Dali para a frente, foi Bach: primeiro o Bach italiano, transcrevendo para cravo o "Concerto" para oboé de Alessandro Marcello (1684-1750), com o irresistível "Adagio" lindamente dividido por Elisa Freixo nos dois teclados. Depois o francês, na "Sarabande com Partite", inspirada em Lully. (A autoria, aliás, é disputada, mas não importa. Errinhos, aqui e ali: também não tem a menor importância.)
"Partite" é plural de "partita"; o que os ingleses da época chamavam de "divisions" e, em português, se diz "variações". Freixo tocou sete das 16: o bastante para mostrar como se toca música polifônica mantendo o interesse vivo em todas as vozes.
Tudo isso convergiu para a "Toccata em Mi Menor", obra da juventude de Bach, anterior a 1708, que já deixa mais do que claro de quem se trata. Todos os outros ficam imediatamente diminuídos -mas também justificados- por esse rio de música, que absorve e carrega os afluentes para o incompreensível mar.

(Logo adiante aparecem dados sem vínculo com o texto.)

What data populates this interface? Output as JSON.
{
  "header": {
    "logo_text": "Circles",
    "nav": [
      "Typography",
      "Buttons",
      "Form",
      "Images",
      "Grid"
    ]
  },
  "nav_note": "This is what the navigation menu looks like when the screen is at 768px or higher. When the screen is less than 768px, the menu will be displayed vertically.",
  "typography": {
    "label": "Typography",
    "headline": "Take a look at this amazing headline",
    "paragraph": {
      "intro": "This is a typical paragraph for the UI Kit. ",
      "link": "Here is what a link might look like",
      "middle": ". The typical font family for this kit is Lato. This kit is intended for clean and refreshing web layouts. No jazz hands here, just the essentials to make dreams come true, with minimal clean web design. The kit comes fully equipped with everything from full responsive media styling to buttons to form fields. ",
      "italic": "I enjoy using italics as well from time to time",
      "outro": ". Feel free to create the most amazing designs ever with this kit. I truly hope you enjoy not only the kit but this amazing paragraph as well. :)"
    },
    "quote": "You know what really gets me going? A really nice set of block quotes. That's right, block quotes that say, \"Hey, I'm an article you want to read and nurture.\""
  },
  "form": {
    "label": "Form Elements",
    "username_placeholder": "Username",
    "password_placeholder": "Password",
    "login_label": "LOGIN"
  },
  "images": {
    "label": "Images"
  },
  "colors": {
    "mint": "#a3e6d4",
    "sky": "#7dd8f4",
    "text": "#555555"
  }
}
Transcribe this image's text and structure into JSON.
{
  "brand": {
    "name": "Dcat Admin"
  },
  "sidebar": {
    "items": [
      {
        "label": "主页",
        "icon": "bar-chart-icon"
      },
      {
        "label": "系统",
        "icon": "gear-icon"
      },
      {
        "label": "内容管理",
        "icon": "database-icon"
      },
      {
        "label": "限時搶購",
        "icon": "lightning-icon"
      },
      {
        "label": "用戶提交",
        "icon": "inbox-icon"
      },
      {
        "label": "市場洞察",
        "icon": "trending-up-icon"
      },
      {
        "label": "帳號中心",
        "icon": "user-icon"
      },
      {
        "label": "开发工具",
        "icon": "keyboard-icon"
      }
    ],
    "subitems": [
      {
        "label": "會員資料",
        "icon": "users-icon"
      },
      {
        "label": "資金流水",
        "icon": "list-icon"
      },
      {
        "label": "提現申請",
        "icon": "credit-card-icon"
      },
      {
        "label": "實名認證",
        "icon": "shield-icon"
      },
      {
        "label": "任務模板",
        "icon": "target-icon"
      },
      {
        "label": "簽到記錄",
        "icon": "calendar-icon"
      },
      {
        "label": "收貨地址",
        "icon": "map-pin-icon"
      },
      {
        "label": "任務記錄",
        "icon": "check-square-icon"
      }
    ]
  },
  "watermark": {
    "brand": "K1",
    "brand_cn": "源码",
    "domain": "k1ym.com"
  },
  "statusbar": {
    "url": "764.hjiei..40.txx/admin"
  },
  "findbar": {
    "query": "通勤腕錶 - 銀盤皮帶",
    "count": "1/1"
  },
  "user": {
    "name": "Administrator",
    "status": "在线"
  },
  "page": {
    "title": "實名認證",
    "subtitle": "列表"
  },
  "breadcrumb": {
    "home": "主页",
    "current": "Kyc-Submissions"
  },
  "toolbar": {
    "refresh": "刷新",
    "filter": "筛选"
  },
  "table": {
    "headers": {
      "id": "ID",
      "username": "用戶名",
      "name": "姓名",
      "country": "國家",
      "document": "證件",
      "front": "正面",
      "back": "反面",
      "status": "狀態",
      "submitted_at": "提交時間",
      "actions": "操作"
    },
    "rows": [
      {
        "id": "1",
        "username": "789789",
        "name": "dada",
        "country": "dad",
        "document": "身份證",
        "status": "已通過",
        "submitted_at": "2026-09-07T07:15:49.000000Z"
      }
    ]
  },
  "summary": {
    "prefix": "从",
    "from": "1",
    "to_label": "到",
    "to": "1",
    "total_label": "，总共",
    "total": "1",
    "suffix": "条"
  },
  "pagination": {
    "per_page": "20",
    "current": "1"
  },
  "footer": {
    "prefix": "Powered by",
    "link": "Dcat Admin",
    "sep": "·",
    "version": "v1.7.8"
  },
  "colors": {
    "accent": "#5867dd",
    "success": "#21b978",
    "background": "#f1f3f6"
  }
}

O Takahashi vibrava sob a sequência de acordes cheios de notas. A pequena sala da Pinacoteca transformou-se, por alguns minutos, no próprio coração da Cravolândia.
E Elisa Freixo tão calma, com uma tranquilidade que só quem já esteve em Mariana pode começar a entender.
(Em tempo: acaba de sair, pela Paulus, um CD com Freixo interpretando Bach, Böhm e outros alemães no órgão Arp Schnitger de Minas, e compositores espanhóis e portugueses no Schnitger de Faro, Portugal.)
Fazer música, para ela, não parece diferente de qualquer outra atividade, acessível a qualquer um de nós.
E no entanto, com toda sua discrição, com toda sua modéstia, ela segue sendo uma das maiores artistas do Brasil.